Apple is working on a new initiative to make the popular iPhone easier to transfer data such as pictures, videos, and music from your personal cellular network to your home Wi-Fi network. The move is a considerable breakthrough that could turn the mobile device into a true Wi-Fi hotspot for home computing or basic web browsing.
Wireless carriers often provide the highest speeds for making calls from home, but the connection quality at home tends to be poor. With the new initiative, cellular phones that can connect to a wireless home network will essentially become a true wireless hotspot. The possible first beneficiaries of this new development are the basic phones that are home phones, like the Bose OpenLine Line series, the venerable Cheetah series for television, and LG’s excellent new Lifestyle single series.
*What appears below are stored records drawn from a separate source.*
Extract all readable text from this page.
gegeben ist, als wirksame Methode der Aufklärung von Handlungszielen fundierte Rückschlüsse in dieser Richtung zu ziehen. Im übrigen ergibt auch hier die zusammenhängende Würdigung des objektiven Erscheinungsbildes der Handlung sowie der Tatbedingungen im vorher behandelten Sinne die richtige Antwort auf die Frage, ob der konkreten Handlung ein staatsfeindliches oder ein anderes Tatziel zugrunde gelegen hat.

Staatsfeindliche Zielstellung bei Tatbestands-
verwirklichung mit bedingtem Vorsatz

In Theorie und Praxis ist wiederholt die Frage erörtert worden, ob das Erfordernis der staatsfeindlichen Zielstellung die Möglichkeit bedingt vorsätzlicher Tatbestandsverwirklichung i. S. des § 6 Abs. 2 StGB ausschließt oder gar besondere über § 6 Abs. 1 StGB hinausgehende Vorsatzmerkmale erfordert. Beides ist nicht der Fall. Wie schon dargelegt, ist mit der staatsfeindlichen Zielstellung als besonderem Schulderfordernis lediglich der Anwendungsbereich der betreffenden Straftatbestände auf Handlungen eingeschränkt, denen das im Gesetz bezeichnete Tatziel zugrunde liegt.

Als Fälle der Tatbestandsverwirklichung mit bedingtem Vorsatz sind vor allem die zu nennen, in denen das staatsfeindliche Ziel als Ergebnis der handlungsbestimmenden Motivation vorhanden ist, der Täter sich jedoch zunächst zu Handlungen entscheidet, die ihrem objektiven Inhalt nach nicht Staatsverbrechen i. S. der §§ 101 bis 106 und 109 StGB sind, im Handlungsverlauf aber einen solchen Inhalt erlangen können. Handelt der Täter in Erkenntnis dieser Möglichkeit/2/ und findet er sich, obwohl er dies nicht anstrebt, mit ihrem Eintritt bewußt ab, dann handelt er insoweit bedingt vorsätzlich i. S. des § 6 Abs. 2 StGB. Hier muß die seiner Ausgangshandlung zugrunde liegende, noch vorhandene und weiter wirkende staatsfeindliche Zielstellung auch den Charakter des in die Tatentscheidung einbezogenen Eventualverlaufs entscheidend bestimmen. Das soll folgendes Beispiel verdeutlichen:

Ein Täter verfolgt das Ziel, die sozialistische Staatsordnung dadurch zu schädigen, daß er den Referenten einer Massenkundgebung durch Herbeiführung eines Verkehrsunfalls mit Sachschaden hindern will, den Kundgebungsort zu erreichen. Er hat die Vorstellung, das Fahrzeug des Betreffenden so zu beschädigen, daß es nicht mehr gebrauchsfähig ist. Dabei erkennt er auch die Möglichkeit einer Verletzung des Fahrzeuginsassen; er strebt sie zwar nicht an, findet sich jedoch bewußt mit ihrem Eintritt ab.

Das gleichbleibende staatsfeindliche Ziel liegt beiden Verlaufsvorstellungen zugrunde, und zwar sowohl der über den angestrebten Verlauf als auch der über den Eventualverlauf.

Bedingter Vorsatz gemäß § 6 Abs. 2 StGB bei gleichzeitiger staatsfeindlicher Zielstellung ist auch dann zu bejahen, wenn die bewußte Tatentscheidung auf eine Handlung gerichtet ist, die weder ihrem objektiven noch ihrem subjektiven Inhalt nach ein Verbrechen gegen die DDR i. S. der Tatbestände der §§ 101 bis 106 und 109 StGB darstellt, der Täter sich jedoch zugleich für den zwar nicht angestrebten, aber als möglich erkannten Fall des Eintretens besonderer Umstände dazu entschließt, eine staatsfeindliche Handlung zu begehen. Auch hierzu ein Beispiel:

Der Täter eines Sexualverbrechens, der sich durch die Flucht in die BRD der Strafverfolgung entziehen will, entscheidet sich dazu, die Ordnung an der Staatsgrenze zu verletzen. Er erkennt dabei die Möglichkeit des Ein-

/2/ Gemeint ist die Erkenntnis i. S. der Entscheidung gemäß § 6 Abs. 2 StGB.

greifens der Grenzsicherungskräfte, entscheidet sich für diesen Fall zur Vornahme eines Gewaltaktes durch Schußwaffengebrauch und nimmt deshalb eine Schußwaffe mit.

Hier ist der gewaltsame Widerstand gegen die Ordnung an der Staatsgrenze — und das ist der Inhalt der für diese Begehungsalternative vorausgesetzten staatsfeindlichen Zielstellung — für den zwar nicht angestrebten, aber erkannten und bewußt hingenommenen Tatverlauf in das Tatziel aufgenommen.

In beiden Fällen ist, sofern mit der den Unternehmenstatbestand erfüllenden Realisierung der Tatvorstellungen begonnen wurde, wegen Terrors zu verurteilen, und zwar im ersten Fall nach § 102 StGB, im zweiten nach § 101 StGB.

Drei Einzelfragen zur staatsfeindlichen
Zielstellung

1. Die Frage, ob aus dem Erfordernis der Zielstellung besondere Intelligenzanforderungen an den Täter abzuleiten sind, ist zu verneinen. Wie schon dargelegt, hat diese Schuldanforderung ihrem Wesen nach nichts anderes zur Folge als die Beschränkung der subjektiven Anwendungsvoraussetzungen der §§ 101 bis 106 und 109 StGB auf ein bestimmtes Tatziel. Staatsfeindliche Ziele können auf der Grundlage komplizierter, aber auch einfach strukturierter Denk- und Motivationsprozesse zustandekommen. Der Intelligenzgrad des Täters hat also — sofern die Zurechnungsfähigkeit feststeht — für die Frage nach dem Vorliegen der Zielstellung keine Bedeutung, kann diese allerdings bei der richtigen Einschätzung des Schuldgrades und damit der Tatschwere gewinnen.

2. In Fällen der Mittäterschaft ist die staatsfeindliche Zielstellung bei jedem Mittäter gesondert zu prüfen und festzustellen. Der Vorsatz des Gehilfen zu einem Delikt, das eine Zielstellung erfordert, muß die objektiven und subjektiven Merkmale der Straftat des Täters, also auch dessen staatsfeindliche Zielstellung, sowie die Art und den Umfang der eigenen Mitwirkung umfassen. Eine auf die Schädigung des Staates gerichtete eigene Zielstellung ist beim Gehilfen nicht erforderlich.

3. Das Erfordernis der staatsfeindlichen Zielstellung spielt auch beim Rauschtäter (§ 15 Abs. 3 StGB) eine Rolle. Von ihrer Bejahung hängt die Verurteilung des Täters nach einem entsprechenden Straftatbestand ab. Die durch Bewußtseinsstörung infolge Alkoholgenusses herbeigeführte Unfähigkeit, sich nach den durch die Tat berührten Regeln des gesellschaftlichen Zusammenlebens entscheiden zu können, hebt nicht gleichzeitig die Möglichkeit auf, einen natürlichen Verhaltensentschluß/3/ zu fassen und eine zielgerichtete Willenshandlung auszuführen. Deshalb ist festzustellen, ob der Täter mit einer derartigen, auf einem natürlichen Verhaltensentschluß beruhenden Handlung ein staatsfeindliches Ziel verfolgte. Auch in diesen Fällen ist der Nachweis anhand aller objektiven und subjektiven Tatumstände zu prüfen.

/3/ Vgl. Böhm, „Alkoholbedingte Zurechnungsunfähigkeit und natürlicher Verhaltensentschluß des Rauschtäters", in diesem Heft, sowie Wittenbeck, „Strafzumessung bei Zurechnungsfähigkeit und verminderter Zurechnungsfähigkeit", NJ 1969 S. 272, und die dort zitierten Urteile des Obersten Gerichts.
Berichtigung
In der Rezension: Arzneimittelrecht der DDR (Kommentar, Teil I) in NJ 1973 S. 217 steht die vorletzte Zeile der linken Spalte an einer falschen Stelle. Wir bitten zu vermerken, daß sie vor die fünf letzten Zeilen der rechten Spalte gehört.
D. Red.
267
Apple’s plans for a new initiative to make better and faster wireless calls at home, are due to the hundreds of pounds of payload aboard most satellites, according to Business Insider.
Increasing weight can cause satellites to lose drag and experience atmospheric turbulence, and excess mass causes the satellites to lose power, making them vulnerable to being hit by stray objects, such as airplanes or flying missiles.
The new initiative to make the iPhone data transfer easier, also uses radio frequency technology to greatly improve signal reception.
It appears Apple did this to maximize the performance of the latest version of iOS: it adjusted the radio to send data at a significantly higher speed than cellular speeds, which reduced the amount of power needed to transmit this data at high data rates, and the advantage was obvious.
Apple’s exact intentions with this new initiative have not been made clear, but it could open up the iPhone to the growing market of users who want their personal wireless data to travel over satellite networks.
Still, the thinking goes that the most important wireless feature to focus on would be the ideal data compression technology. Compression has become a difficult technical problem for satellite data, since data traffic reaches speeds with the tether of a coaxial cable between the phone and a router. Compression could certainly improve cellular performance, but sending all that extra data over a network of satellites can be cost prohibitive.